Why 0x400000 (4 MiB) specifically for the
ld default base address?
High enough to avoid
mmap_min_addr (default 64k) and leave a gap so NULL deref is still likely to fault noisily, instead of silently read code. Even if it's like
ptr[i] with some large
i. But otherwise near the bottom of virtual address space is a good place,
Also to optimize the page tables: they're a sparse radix tree (diagram in this answer). Ideally the pages in use share as many higher levels of the tree as possible, so higher levels of the tree have mostly "not present" entries. Less for the kernel to allocate & manage, and the HW page-table walker can internally cache higher level entries (PDE cache) to speed up TLB misses in 4k pages when they're in the same 2M, 1G, or 512G region. And the page-walker(s) accesses memory through cache, so smaller page tables also mean less cache footprint from those accesses.

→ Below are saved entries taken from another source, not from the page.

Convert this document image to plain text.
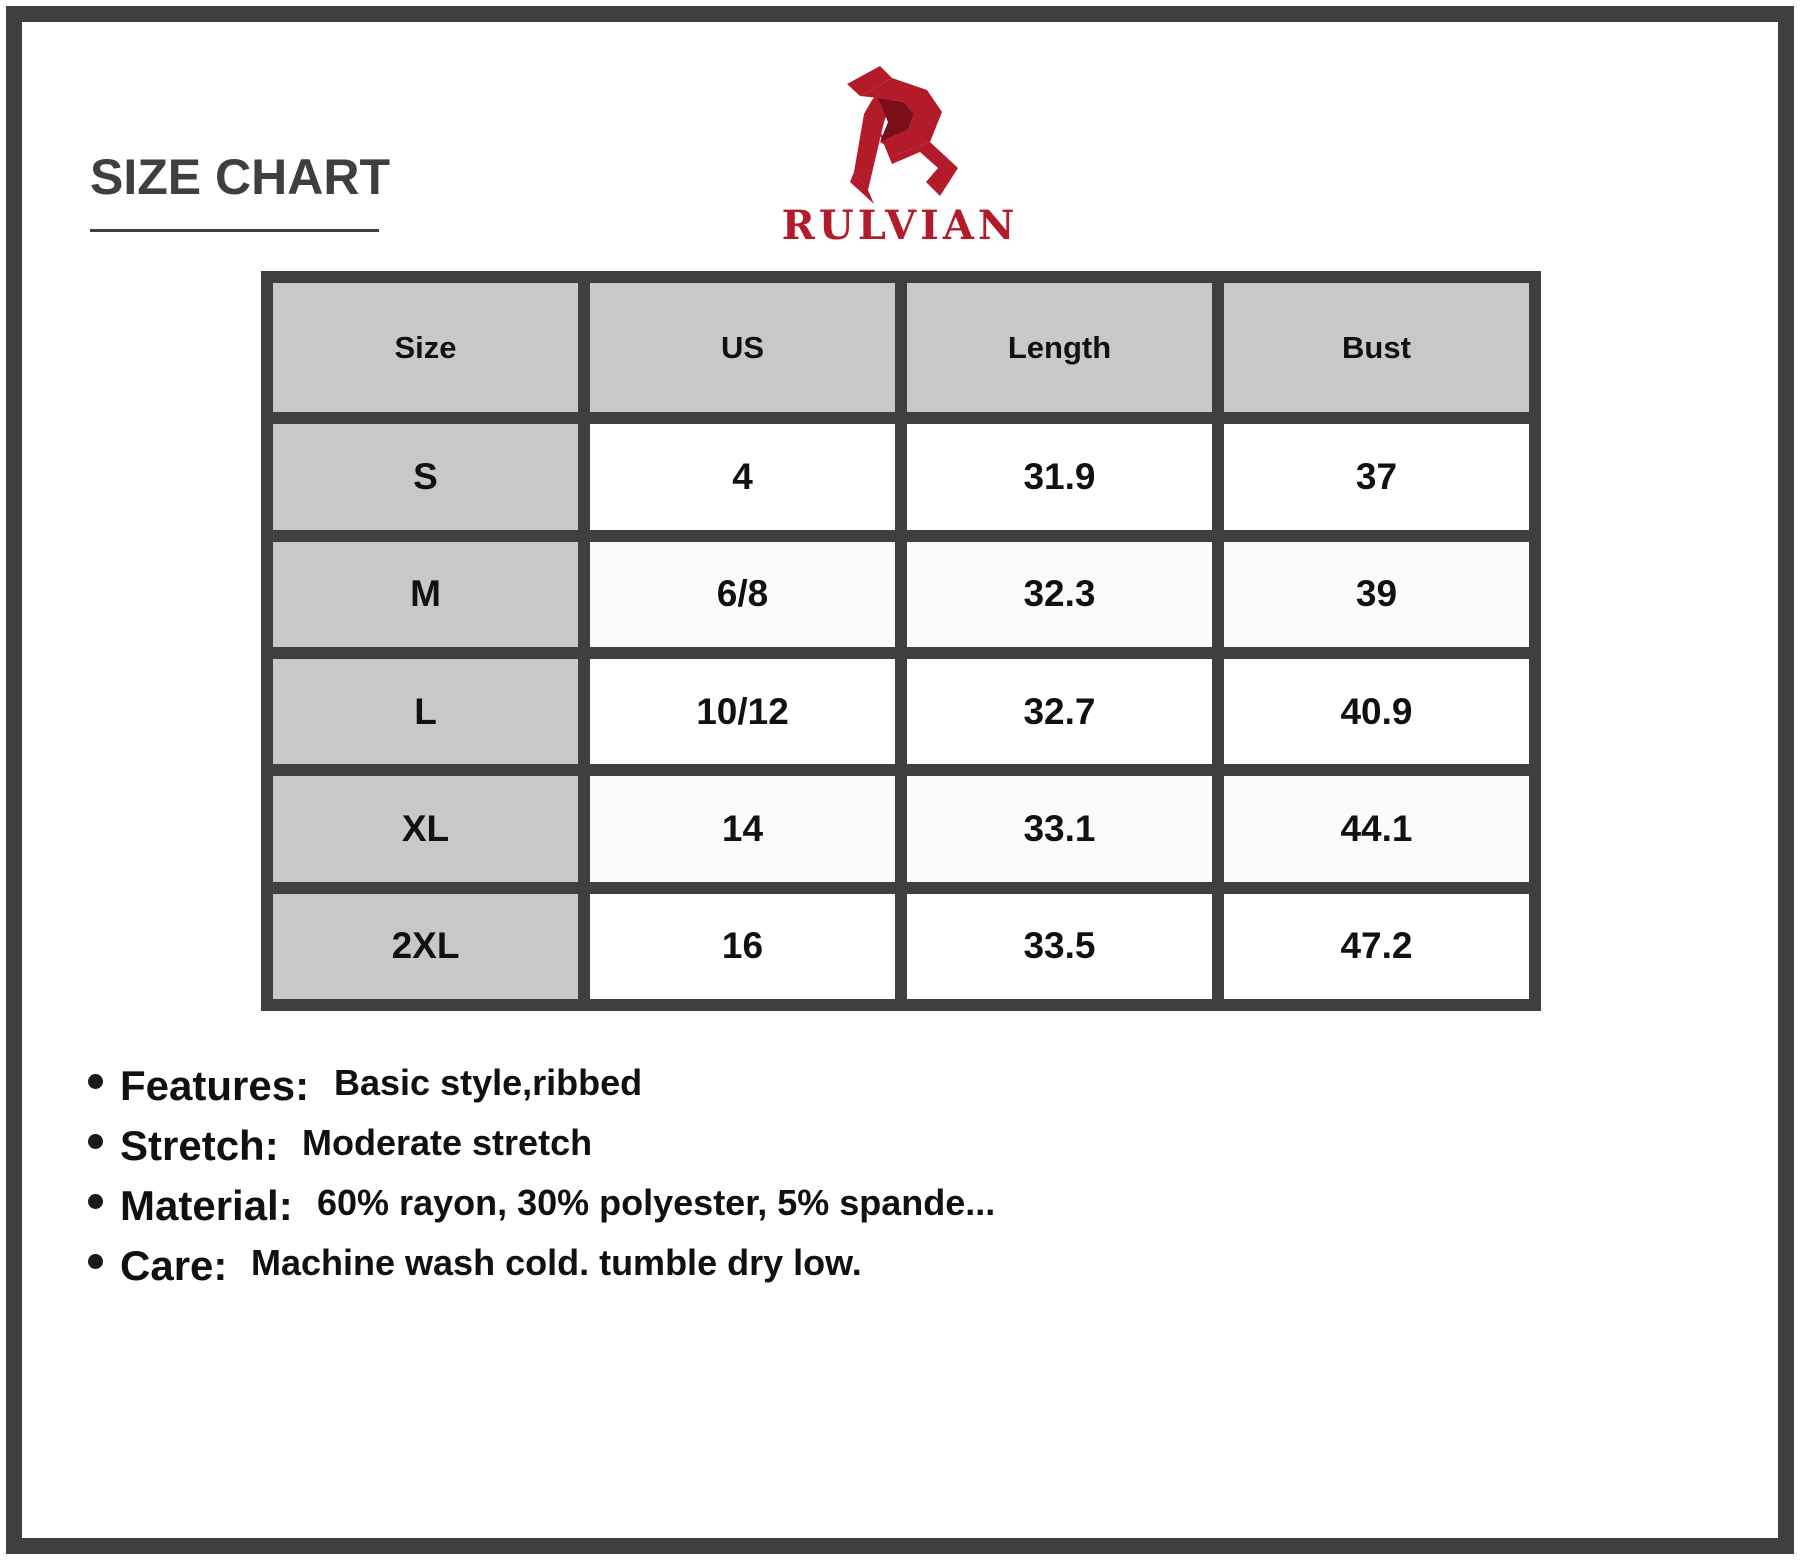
SIZE CHART
RULVIAN
Size	US	Length	Bust
S	4	31.9	37
M	6/8	32.3	39
L	10/12	32.7	40.9
XL	14	33.1	44.1
2XL	16	33.5	47.2
Features: Basic style,ribbed
Stretch: Moderate stretch
Material: 60% rayon, 30% polyester, 5% spande...
Care: Machine wash cold. tumble dry low.
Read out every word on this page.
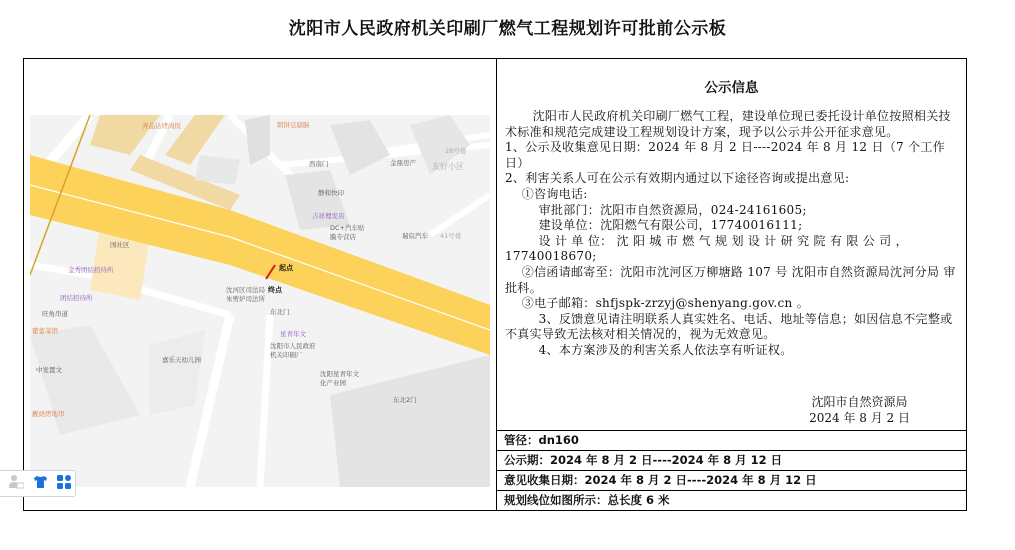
沈阳市人民政府机关印刷厂燃气工程规划许可批前公示板
起点
终点
齐品达烤肉饭	朗饼豆腐脑
西南门
静和快印
吉祥理发店
金鼎房产 友好小区
28号楼
DC+汽车贴膜专营店	瑞宸汽车 41号楼
国社区
金秀团结招待所
团结招待所
旺角串道
藿蕾菜馆
中发置文
嘉乐天幼儿园
靓烧烤地串
沈河区司法局朱剪炉司法所
东北门
星青年文
沈阳市人民政府机关印刷厂
沈阳星青年文化产业园
东北2门
公示信息

沈阳市人民政府机关印刷厂燃气工程，建设单位现已委托设计单位按照相关技术标准和规范完成建设工程规划设计方案，现予以公示并公开征求意见。

1、公示及收集意见日期：2024 年 8 月 2 日----2024 年 8 月 12 日（7 个工作日）

2、利害关系人可在公示有效期内通过以下途径咨询或提出意见:

①咨询电话:

审批部门：沈阳市自然资源局，024-24161605;

建设单位：沈阳燃气有限公司，17740016111;

设 计 单 位： 沈 阳 城 市 燃 气 规 划 设 计 研 究 院 有 限 公 司 ，17740018670;

②信函请邮寄至：沈阳市沈河区万柳塘路 107 号 沈阳市自然资源局沈河分局 审批科。

③电子邮箱：shfjspk-zrzyj@shenyang.gov.cn 。

3、反馈意见请注明联系人真实姓名、电话、地址等信息；如因信息不完整或不真实导致无法核对相关情况的，视为无效意见。

4、本方案涉及的利害关系人依法享有听证权。

沈阳市自然资源局
2024 年 8 月 2 日
管径：dn160
公示期：2024 年 8 月 2 日----2024 年 8 月 12 日
意见收集日期：2024 年 8 月 2 日----2024 年 8 月 12 日
规划线位如图所示：总长度 6 米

0x400000 = 4MiB. It's the start of a 2MiB group of pages near the start of the low 1GiB of virtual address space. So an executable with larger code and/or static data that needs multiple pages will have them all in the same subtree of the page tables, touching as few as possible different 1G and 2M regions.
Well, almost as few 1G regions as possible: starting at
0x40000000 (1 GiB) would have put it at the very start of a 1GiB region, not skipping the first two 2MiB largepages of it. But that only matters if your static data size was just below 1GiB, otherwise you still fit in the first 1GiB hugepage region, or extended into the 2nd one anyway.
Basically a duplicate of Why Linux/gnu linker chose address 0x400000? - when I answered that, I forgot I'd already answered this.